By the time we figured all of this out and had test ridden the bike a few times, it was 5pm on Friday afternoon. We needed to transfer the money from Australia to the US, transfer the title, get temporary plates and give me some time to get comfortable on my bike before we began the long haul from Asheville, NC to Virginia Beach, VA.

So we spent the next four days with our Asheville family. We continued to ride around town with Dann and David. Russ took all of us on a beautiful ride on awesome dirt roads through the National Forests around Asheville and then up onto the Blue Ridge Parkway. My Spanish improved immensely the more time I spent with Mama Alicia, learning how to make Arepas, hearing about her vibrant social life in Miami Beach and eating the first red meat I've ever had in my life - venison a-al Colombiana!

David, Dann, Russ, me & Roel on the Blue Ridge Parkway, NC
We visited Russ every day, watched him reinforce and customize the Zegas to fit my bike, and every day he seemed to have some other gift to give me: an awesome magnetic tank bag, a kickstand foot, the repair manual, spare brake shoes, a spare CDI (which saved us when one of my CDIs died just outside of Gettysburg), not to mention all of the knowledge he shared with us about the maintenance and care of this bike.

Imagine all of the shoes that can fit in this box!

When it came to the day of purchasing my bike, things went smoothly. The money from Australia finally came through, the title transfer was thrilling and getting the temporary plates was a breeze. Now came the next hurdle... riding away on my bike. Up until then, Roel had done 95% of the test riding, as I was afraid to ride her until I actually owned her. And with good reason... Practicing in Russ's neighborhood, all it took was a sudden need to yield to a driver who I thought had yielded to give way to me, and I didn't get my foot down in time and down the bike and I went. I'm not sure if I was more angry with myself or embarrassed as Russ's neighbor came running to help me pick up the bike. But it was a good sign that I needed A LOT more time getting comfortable on my bike before I was to ride it confidently.

Russ was lovely about it when I walked back up to his house with my tail between my legs: "Well, you know how that feels now, so you don't have to do it again.
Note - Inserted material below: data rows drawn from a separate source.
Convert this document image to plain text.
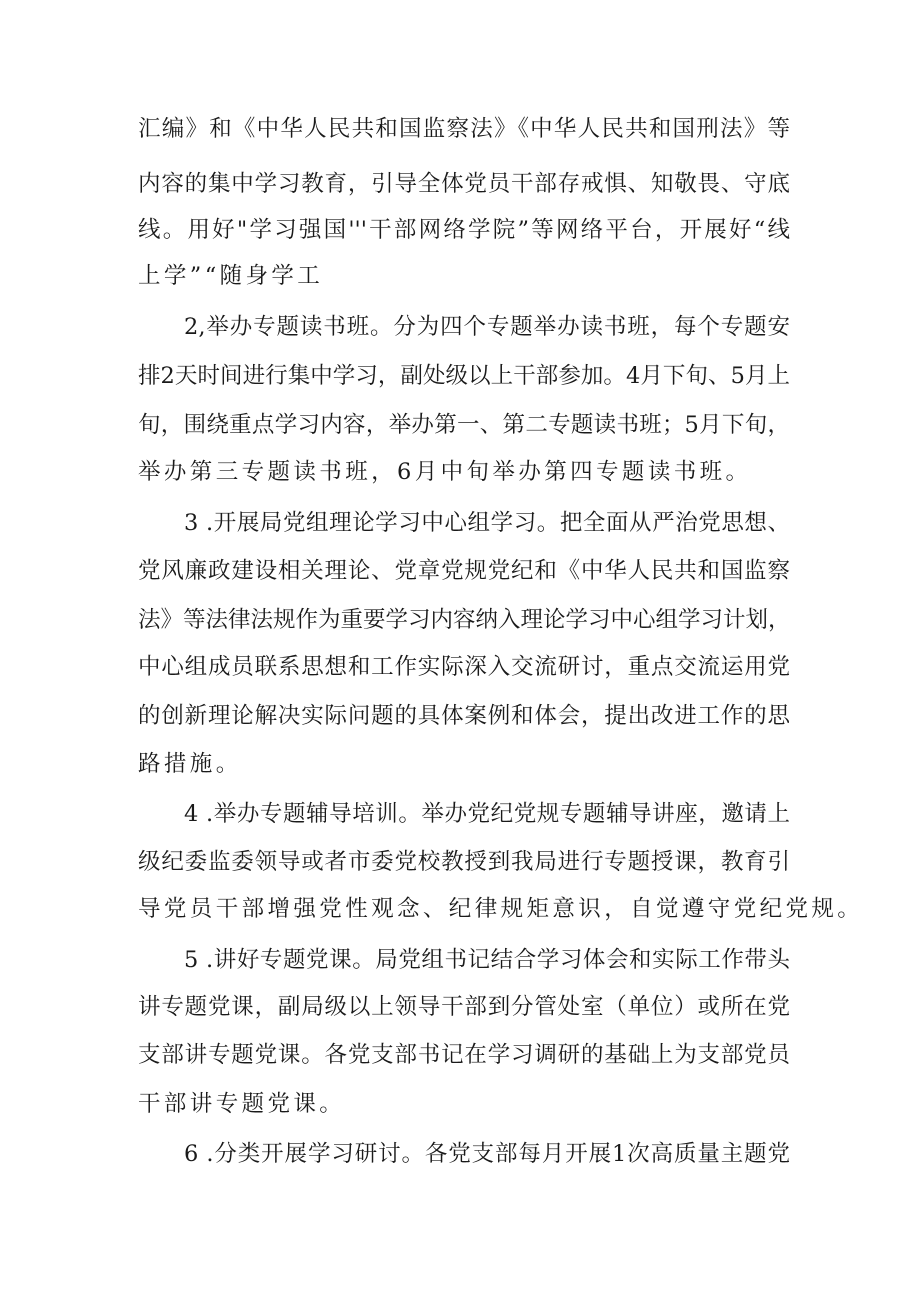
汇编》和《中华人民共和国监察法》《中华人民共和国刑法》等
内容的集中学习教育，引导全体党员干部存戒惧、知敬畏、守底
线。用好"学习强国'''干部网络学院”等网络平台，开展好“线
上学”“随身学工
2,举办专题读书班。分为四个专题举办读书班，每个专题安
排2天时间进行集中学习，副处级以上干部参加。4月下旬、5月上
旬，围绕重点学习内容，举办第一、第二专题读书班；5月下旬，
举办第三专题读书班，6月中旬举办第四专题读书班。
3 .开展局党组理论学习中心组学习。把全面从严治党思想、
党风廉政建设相关理论、党章党规党纪和《中华人民共和国监察
法》等法律法规作为重要学习内容纳入理论学习中心组学习计划，
中心组成员联系思想和工作实际深入交流研讨，重点交流运用党
的创新理论解决实际问题的具体案例和体会，提出改进工作的思
路措施。
4 .举办专题辅导培训。举办党纪党规专题辅导讲座，邀请上
级纪委监委领导或者市委党校教授到我局进行专题授课，教育引
导党员干部增强党性观念、纪律规矩意识，自觉遵守党纪党规。
5 .讲好专题党课。局党组书记结合学习体会和实际工作带头
讲专题党课，副局级以上领导干部到分管处室（单位）或所在党
支部讲专题党课。各党支部书记在学习调研的基础上为支部党员
干部讲专题党课。
6 .分类开展学习研讨。各党支部每月开展1次高质量主题党
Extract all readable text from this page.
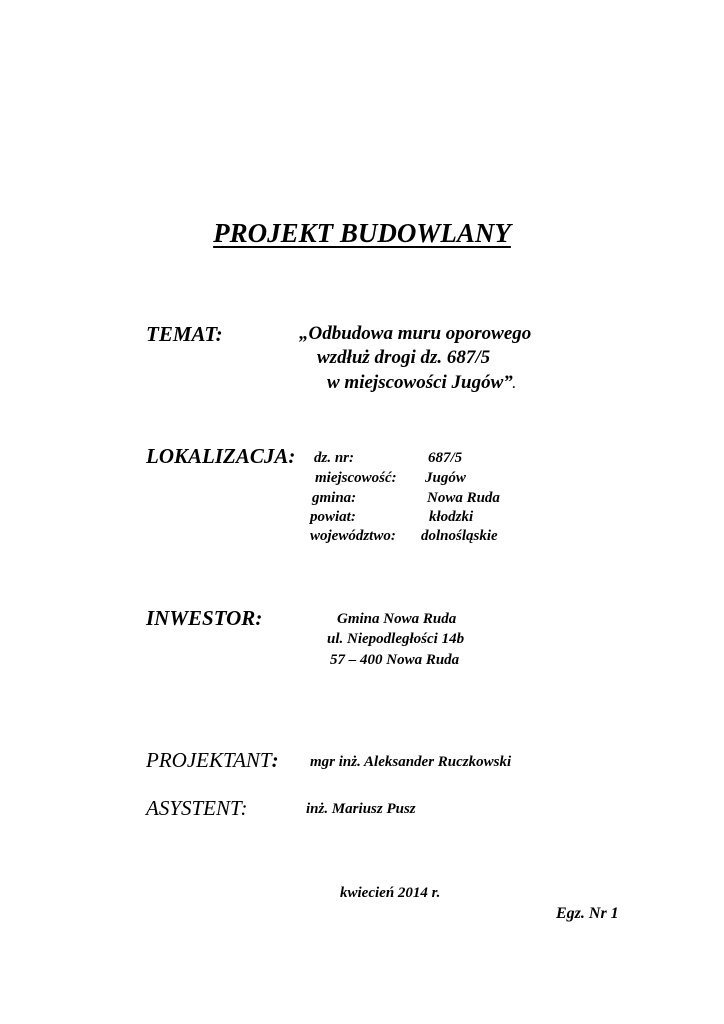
PROJEKT BUDOWLANY
TEMAT:	„Odbudowa muru oporowego
wzdłuż drogi dz. 687/5
w miejscowości Jugów”.
LOKALIZACJA: dz. nr:	687/5
miejscowość: Jugów
gmina:	Nowa Ruda
powiat:	kłodzki
województwo: dolnośląskie
INWESTOR:	Gmina Nowa Ruda
ul. Niepodległości 14b
57 – 400 Nowa Ruda
PROJEKTANT: mgr inż. Aleksander Ruczkowski
ASYSTENT:	inż. Mariusz Pusz
kwiecień 2014 r.
Egz. Nr 1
Remember, shiny side up!"
David led the way to a nearby highschool which provided the perfect place for me to practice getting comfortable on my bike for the next 5 hours. The skies opened up and the rain bucketed down, but this was nothing new for me as my motorcycle safety had taken course during the prime days of a tropical storm that sat over Florida. I still wasn't able to do figure-8s to my satisfaction (or Roel's) but I was comfortable with clutch control, stopping and managing the weight of my bike, so we set off home. By this time, Dann had showed up, and so we rode back to their home with David leading the way, me next, and Dann and Roel blocking me from behind. Roel and I had invested in a Ceva communication system for our helmets while we were in Florida and they have more than proven their worth since I rode away from Russ's on my bike, by myself. I had Roel in my ear every moment, to answer every question, advise me on how I was taking corners, on my signalling, etc. And so this is the way we rode around for the next 24 hours... with either Dann or David leading the way and Roel blocking me from behind.

Roel, Dann, me & David

And when we eventually had to leave Asheville in order to make it to my cousin's home in VA Beach, it was with tears and hugs, and promises to see one another again. Dann and David rode along with us, in the rain on a boring highway, for three hours, just to make sure I was comfortable. I couldn't have felt more protected or confident if it had been my father and brother riding along the highway with Roel and I. These guys were truly my Asheville Angels.